Quality slider you control
Trade a little sharpness for a much smaller file, or keep quality high and save a little. You decide where to stop.
Good for email and upload limits
Shrink a heavy photo under an attachment cap or a form upload limit in seconds.
Optional shareable link
Need a URL instead of a file? One click uploads the compressed result and copies a short link. Skip it and nothing leaves your device.
Get a photo under an email attachment limit
A 9 MB phone photo will not send on a 5 MB cap. Drag the quality down until the size fits, then download and attach the smaller file, all without uploading the original anywhere.
Shrink images for a faster website
Oversized images slow a page down. Compress them before you upload to your site or CMS so visitors load lighter files.
Fit a form or portal upload limit
Many forms reject images over a fixed size. Reduce the file just enough to pass the limit while keeping it readable.
Save space before archiving photos
Trim the file size of a batch of photos before you store or back them up, keeping the look you are happy with.
Is the image compressor free? +
Yes, it is completely free, with no account or watermark. You can compress and download as many images as you want.
Does it upload my image? +
No. Compression runs in your browser, on your device, using the canvas. The image is never uploaded while you work or when you download. The only time anything leaves your device is if you click Get shareable link to make a URL from the compressed result.
How much smaller can it make my image? +
It depends on the picture and the quality you choose, but photos saved as JPEG or WebP often drop to a fraction of their original size with little visible change.

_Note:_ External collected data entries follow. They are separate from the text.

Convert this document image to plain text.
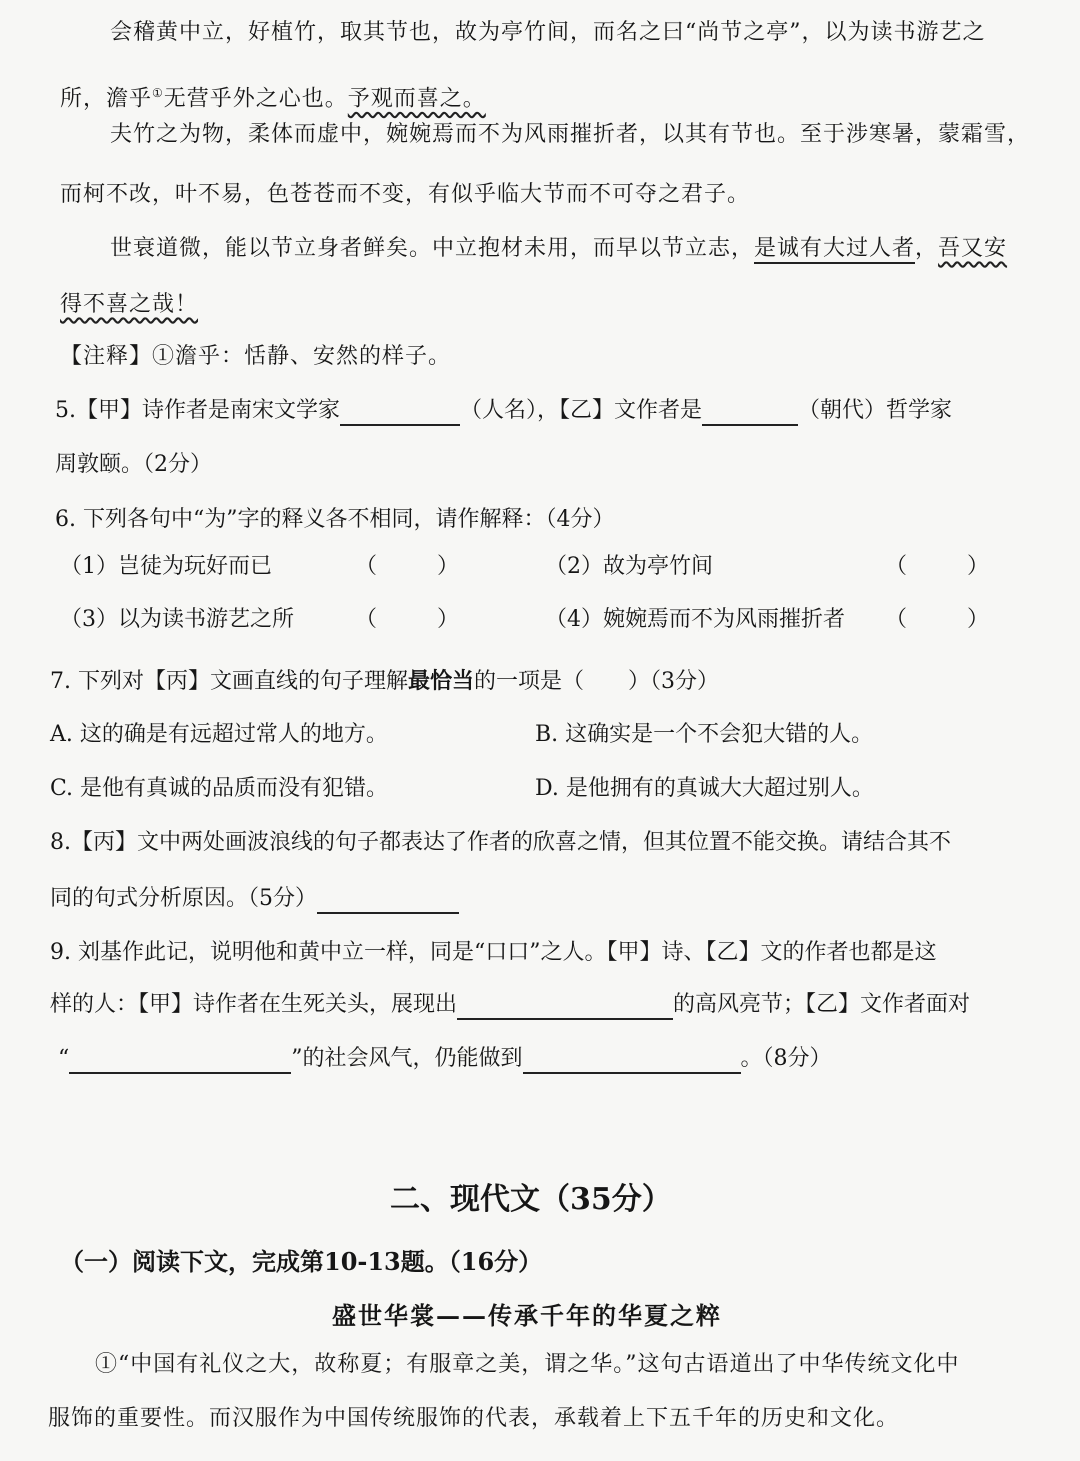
会稽黄中立，好植竹，取其节也，故为亭竹间，而名之曰“尚节之亭”，以为读书游艺之
所，澹乎①无营乎外之心也。予观而喜之。
夫竹之为物，柔体而虚中，婉婉焉而不为风雨摧折者，以其有节也。至于涉寒暑，蒙霜雪，
而柯不改，叶不易，色苍苍而不变，有似乎临大节而不可夺之君子。
世衰道微，能以节立身者鲜矣。中立抱材未用，而早以节立志，是诚有大过人者，吾又安
得不喜之哉！
【注释】①澹乎：恬静、安然的样子。
5.【甲】诗作者是南宋文学家	（人名），【乙】文作者是	（朝代）哲学家
周敦颐。（2分）
6. 下列各句中“为”字的释义各不相同，请作解释：（4分）
（1）岂徒为玩好而已	（	）	（2）故为亭竹间	（	）
（3）以为读书游艺之所	（	）	（4）婉婉焉而不为风雨摧折者 （	）
7. 下列对【丙】文画直线的句子理解最恰当的一项是（　　）（3分）
A. 这的确是有远超过常人的地方。	B. 这确实是一个不会犯大错的人。
C. 是他有真诚的品质而没有犯错。	D. 是他拥有的真诚大大超过别人。
8.【丙】文中两处画波浪线的句子都表达了作者的欣喜之情，但其位置不能交换。请结合其不
同的句式分析原因。（5分）
9. 刘基作此记，说明他和黄中立一样，同是“口口”之人。【甲】诗、【乙】文的作者也都是这
样的人：【甲】诗作者在生死关头，展现出	的高风亮节；【乙】文作者面对
“	”的社会风气，仍能做到	。（8分）
二、现代文（35分）
（一）阅读下文，完成第10-13题。（16分）
盛世华裳——传承千年的华夏之粹
①“中国有礼仪之大，故称夏；有服章之美，谓之华。”这句古语道出了中华传统文化中
服饰的重要性。而汉服作为中国传统服饰的代表，承载着上下五千年的历史和文化。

Drag the slider and watch the live size to find the right balance.
Is the compression lossy or lossless? +
Lowering the quality is lossy, meaning some detail is dropped to save space, which is how JPEG and WebP shrink so well. PNG stays lossless, so for a big size cut on a photo it usually helps to export as JPEG instead.
What image formats can I compress? +
JPEG, PNG, GIF, and WebP all work. JPEG and WebP compress the most because they are built for photos. The download keeps the format unless you are working with a lossless one where a lossy format would shrink it further.
Is there a file size limit? +
Yes, 15 MB per image going in. That covers high-resolution phone photos and most images. The whole point of the tool is that the file coming out is smaller than what you started with.
Will I lose much quality? +
You control that with the slider, and the live preview shows the result before you download. A small quality reduction often cuts the file size a lot with almost no visible difference, so you can stop where the picture still looks good to you.
Can I compress images on my phone? +
Yes. The tool works in mobile browsers on iOS and Android. Pick a photo, drag the quality slider, watch the size drop, and download the smaller version to your device.
Does compressing change the image dimensions? +
The quality slider reduces the file size without changing the width and height. If you also want fewer pixels, crop the image first and then compress.
How do I get a link to the compressed image? +
After compressing, click Get shareable link. That uploads the smaller result and copies a short URL to your clipboard for pasting into chat, a doc, or a ticket. If you never click it, nothing is uploaded.